An old man slides up to the lift terminal and at the last second, scores the empty space on your chairlift, canceling your alone time. The music in your headphones is so loud you don’t hear him say hello. Hit pause, a wave of silence, and he says hello again. He’s doing fantastic, thank you very much. How are you? “Fantastic.” He smiles and says he’s been skiing this hill every day of every winter for the last 30 years, but today sure is beautiful, isn’t it. He offers you a slice of cheese. He kind of smells like cheese. You notice his ski sweater. It’s a classic. Where’d he get that? He found it under the Christmas tree too long ago to remember. He tells you he’s got an A-frame in the valley, and his wife is back home baking cookies. You remember the soggy pb&j in your pocket. The top lift shack comes into view. You slide down the ramp. The liftie shouts his name and waves hello.
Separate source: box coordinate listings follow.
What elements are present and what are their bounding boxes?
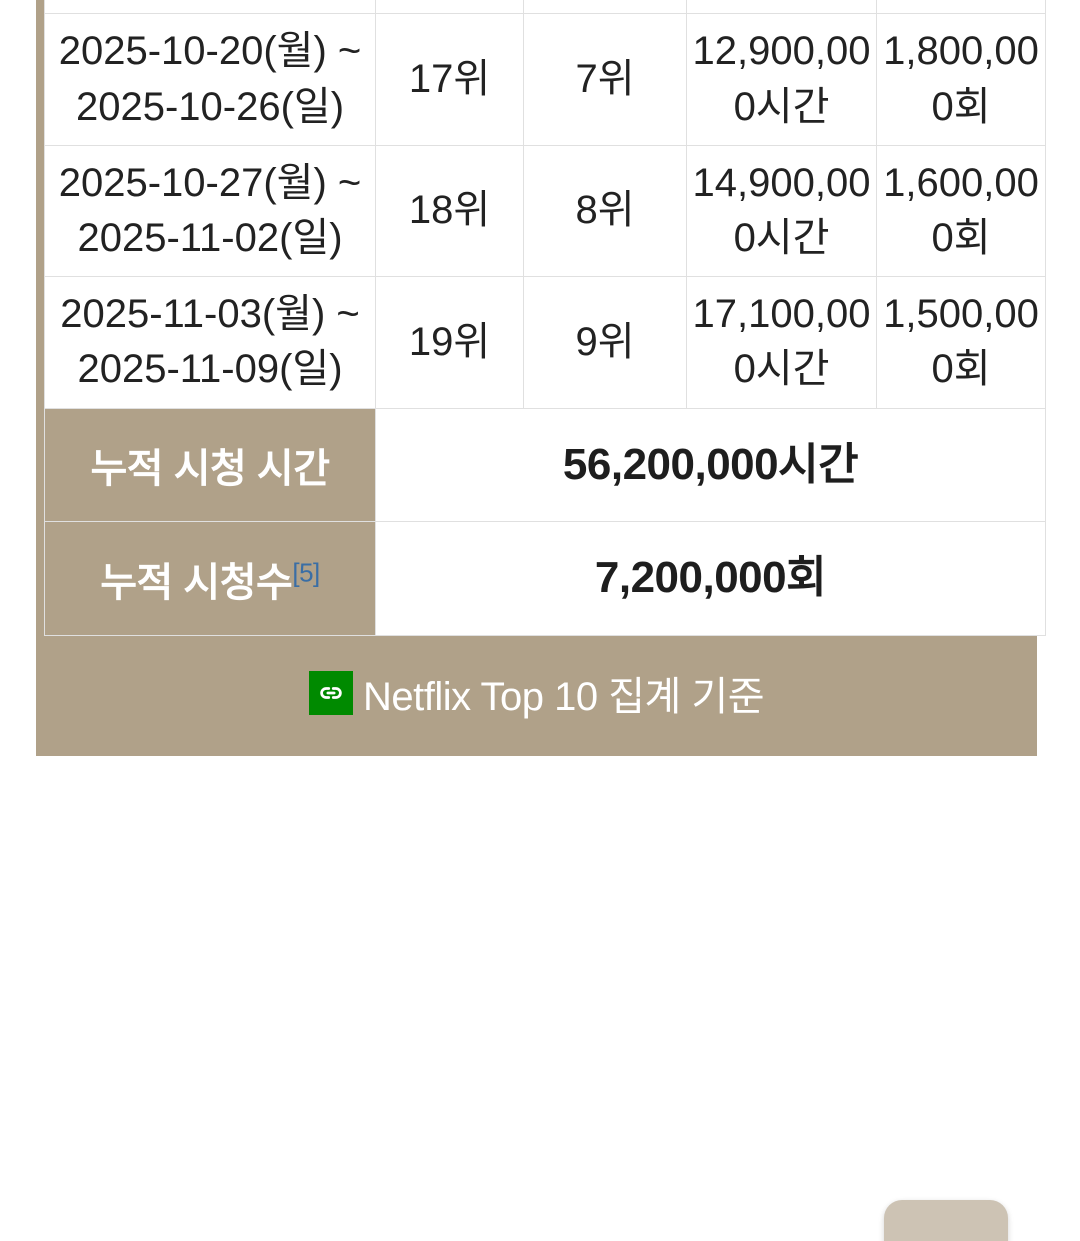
- floating-action-button[interactable]: [884, 1200, 1008, 1241]
- cell-top10-rank: 9위: [523, 276, 687, 409]
- table-row: 2025-10-20(월) ~ 2025-10-26(일) 17위 7위 12,…: [44, 13, 1046, 146]
- table-row: 2025-11-03(월) ~ 2025-11-09(일) 19위 9위 17,…: [44, 276, 1046, 409]
- cell-top10-rank: 8위: [523, 144, 687, 278]
- weekly-stats-table: 2025-10-13(월) ~ 2025-10-19(일) 13위 5위 11,…: [44, 0, 1046, 636]
- cell-views: 1,800,000회: [876, 13, 1046, 146]
- summary-label-total-hours: 누적 시청 시간: [44, 407, 376, 523]
- cell-weekly-rank: 19위: [375, 276, 524, 409]
- cell-views: 1,600,000회: [876, 144, 1046, 278]
- cell-hours: 17,100,000시간: [686, 276, 877, 409]
- cell-top10-rank: 7위: [523, 13, 687, 146]
- cell-weekly-rank: 13위: [375, 0, 524, 15]
- cell-weekly-rank: 18위: [375, 144, 524, 278]
- stats-infobox: 2025-10-13(월) ~ 2025-10-19(일) 13위 5위 11,…: [36, 0, 1046, 756]
- cell-period: 2025-10-20(월) ~ 2025-10-26(일): [44, 13, 376, 146]
- table-row: 2025-10-13(월) ~ 2025-10-19(일) 13위 5위 11,…: [44, 0, 1046, 15]
- cell-period: 2025-10-27(월) ~ 2025-11-02(일): [44, 144, 376, 278]
- cell-hours: 11,300,000시간: [686, 0, 877, 15]
- summary-label-text: 누적 시청수: [100, 560, 293, 605]
- summary-label-text: 누적 시청 시간: [90, 446, 330, 491]
- cell-top10-rank: 5위: [523, 0, 687, 15]
- summary-value-total-hours: 56,200,000시간: [375, 407, 1046, 523]
- link-icon[interactable]: [308, 670, 353, 715]
- reference-link-5[interactable]: [5]: [292, 557, 320, 588]
- source-caption: Netflix Top 10 집계 기준: [44, 635, 1029, 756]
- summary-row-total-views: 누적 시청수[5] 7,200,000회: [44, 521, 1046, 636]
- cell-views: 2,300,000회: [876, 0, 1046, 15]
- summary-label-total-views: 누적 시청수[5]: [44, 521, 376, 636]
- summary-value-total-views: 7,200,000회: [375, 521, 1046, 636]
- cell-hours: 12,900,000시간: [686, 13, 877, 146]
- source-caption-text: Netflix Top 10 집계 기준: [362, 674, 765, 719]
- cell-hours: 14,900,000시간: [686, 144, 877, 278]
- cell-period: 2025-10-13(월) ~ 2025-10-19(일): [44, 0, 376, 15]
- table-row: 2025-10-27(월) ~ 2025-11-02(일) 18위 8위 14,…: [44, 144, 1046, 278]
- cell-period: 2025-11-03(월) ~ 2025-11-09(일): [44, 276, 376, 409]
- cell-views: 1,500,000회: [876, 276, 1046, 409]
- cell-weekly-rank: 17위: [375, 13, 524, 146]
- summary-row-total-hours: 누적 시청 시간 56,200,000시간: [44, 407, 1046, 523]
He skis away and leaves you, alone, with your music blasting in your headphones, hoping that someday you’ll be doing it as good as that guy. —Julie Brown
1. You have a job, and you still ski every day.
2. Style: you didn’t even realize you had it.
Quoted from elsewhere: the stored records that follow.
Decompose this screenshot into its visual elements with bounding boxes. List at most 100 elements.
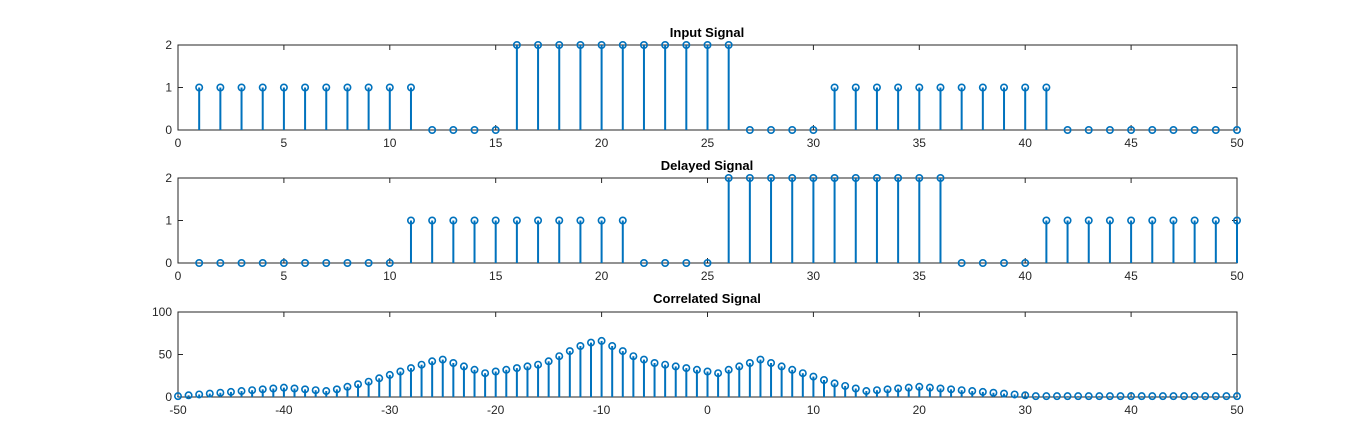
x-tick-label: 10 bbox=[807, 403, 821, 417]
stem-marker bbox=[714, 369, 723, 378]
stem-marker bbox=[1063, 126, 1072, 135]
stem-marker bbox=[978, 83, 987, 92]
x-tick-label: 40 bbox=[1019, 269, 1033, 283]
stem-marker bbox=[798, 369, 807, 378]
stem-marker bbox=[279, 383, 288, 392]
stem-marker bbox=[851, 83, 860, 92]
stem-marker bbox=[830, 379, 839, 388]
stem-marker bbox=[428, 126, 437, 135]
stem-marker bbox=[682, 40, 691, 49]
stem-marker bbox=[576, 216, 585, 225]
stem-marker bbox=[629, 352, 638, 361]
stem-marker bbox=[936, 83, 945, 92]
stem-marker bbox=[502, 365, 511, 374]
stem-marker bbox=[248, 386, 257, 395]
stem-marker bbox=[195, 258, 204, 267]
subplot-delayed-signal: Delayed Signal 0 5 10 15 20 25 30 35 40 45 50 0 1 2 bbox=[165, 158, 1244, 283]
y-tick-label: 1 bbox=[165, 81, 172, 95]
stem-marker bbox=[788, 365, 797, 374]
y-tick-label: 0 bbox=[165, 256, 172, 270]
stem-marker bbox=[661, 360, 670, 369]
stem-marker bbox=[1105, 216, 1114, 225]
x-tick-label: -10 bbox=[593, 403, 611, 417]
stem-marker bbox=[608, 341, 617, 350]
stem-marker bbox=[523, 362, 532, 371]
x-tick-label: 5 bbox=[281, 136, 288, 150]
stem-marker bbox=[1180, 392, 1189, 401]
stem-marker bbox=[1116, 392, 1125, 401]
stem-marker bbox=[661, 40, 670, 49]
stem-marker bbox=[311, 386, 320, 395]
stem-marker bbox=[671, 362, 680, 371]
x-tick-label: 15 bbox=[489, 269, 503, 283]
stem-marker bbox=[555, 352, 564, 361]
stem-marker bbox=[809, 174, 818, 183]
chart-title: Correlated Signal bbox=[653, 291, 761, 306]
stem-marker bbox=[470, 126, 479, 135]
x-tick-label: 20 bbox=[595, 269, 609, 283]
x-tick-label: 45 bbox=[1124, 136, 1138, 150]
stem-marker bbox=[237, 258, 246, 267]
stem-marker bbox=[809, 126, 818, 135]
stem-marker bbox=[1169, 126, 1178, 135]
stem-marker bbox=[915, 382, 924, 391]
stem-marker bbox=[534, 216, 543, 225]
stem-marker bbox=[830, 174, 839, 183]
stem-marker bbox=[1084, 392, 1093, 401]
x-tick-label: -20 bbox=[487, 403, 505, 417]
stem-marker bbox=[1233, 392, 1242, 401]
y-tick-label: 2 bbox=[165, 171, 172, 185]
stem-marker bbox=[1211, 392, 1220, 401]
stem-marker bbox=[343, 258, 352, 267]
stem-marker bbox=[534, 360, 543, 369]
stem-marker bbox=[767, 358, 776, 367]
stem-marker bbox=[1084, 126, 1093, 135]
stem-marker bbox=[894, 83, 903, 92]
x-tick-label: -50 bbox=[169, 403, 187, 417]
stem-marker bbox=[682, 258, 691, 267]
stem-marker bbox=[1000, 258, 1009, 267]
stem-marker bbox=[301, 385, 310, 394]
stem-marker bbox=[1063, 392, 1072, 401]
stem-marker bbox=[491, 216, 500, 225]
stem-series bbox=[195, 174, 1242, 267]
stem-marker bbox=[597, 336, 606, 345]
stem-marker bbox=[576, 341, 585, 350]
stem-marker bbox=[618, 347, 627, 356]
x-tick-label: 35 bbox=[913, 136, 927, 150]
x-tick-label: 50 bbox=[1230, 136, 1244, 150]
stem-marker bbox=[745, 126, 754, 135]
stem-marker bbox=[989, 388, 998, 397]
stem-marker bbox=[301, 83, 310, 92]
stem-marker bbox=[555, 216, 564, 225]
stem-marker bbox=[1137, 392, 1146, 401]
stem-marker bbox=[650, 358, 659, 367]
stem-marker bbox=[587, 338, 596, 347]
stem-marker bbox=[618, 40, 627, 49]
stem-marker bbox=[597, 40, 606, 49]
stem-marker bbox=[343, 83, 352, 92]
stem-marker bbox=[1222, 392, 1231, 401]
stem-marker bbox=[1148, 126, 1157, 135]
stem-marker bbox=[301, 258, 310, 267]
stem-marker bbox=[290, 384, 299, 393]
stem-marker bbox=[491, 367, 500, 376]
stem-marker bbox=[364, 258, 373, 267]
stem-marker bbox=[883, 385, 892, 394]
stem-marker bbox=[767, 174, 776, 183]
stem-marker bbox=[1211, 216, 1220, 225]
stem-marker bbox=[258, 385, 267, 394]
stem-marker bbox=[1042, 392, 1051, 401]
x-tick-label: 30 bbox=[807, 136, 821, 150]
stem-series bbox=[174, 336, 1242, 401]
stem-marker bbox=[724, 365, 733, 374]
x-tick-label: 20 bbox=[595, 136, 609, 150]
stem-marker bbox=[1201, 392, 1210, 401]
x-tick-label: 40 bbox=[1019, 136, 1033, 150]
stem-marker bbox=[481, 369, 490, 378]
stem-marker bbox=[872, 83, 881, 92]
stem-marker bbox=[1190, 126, 1199, 135]
stem-marker bbox=[1211, 126, 1220, 135]
stem-marker bbox=[957, 83, 966, 92]
stem-marker bbox=[841, 381, 850, 390]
3. Deep, weathered wrinkles: signs of a lot of smiling.
4. Everyone wants to ski with you, even though you don’t smell very good.
5. Your one-piece has three zippers and it’s not just for gaper day.
6. You frequently find yourself on last chair. Rarely on first.
7. Even the parking lot attendant knows your name.
8. Sometimes you say, ‘Fuck it,’ and leave your belt unbuckled.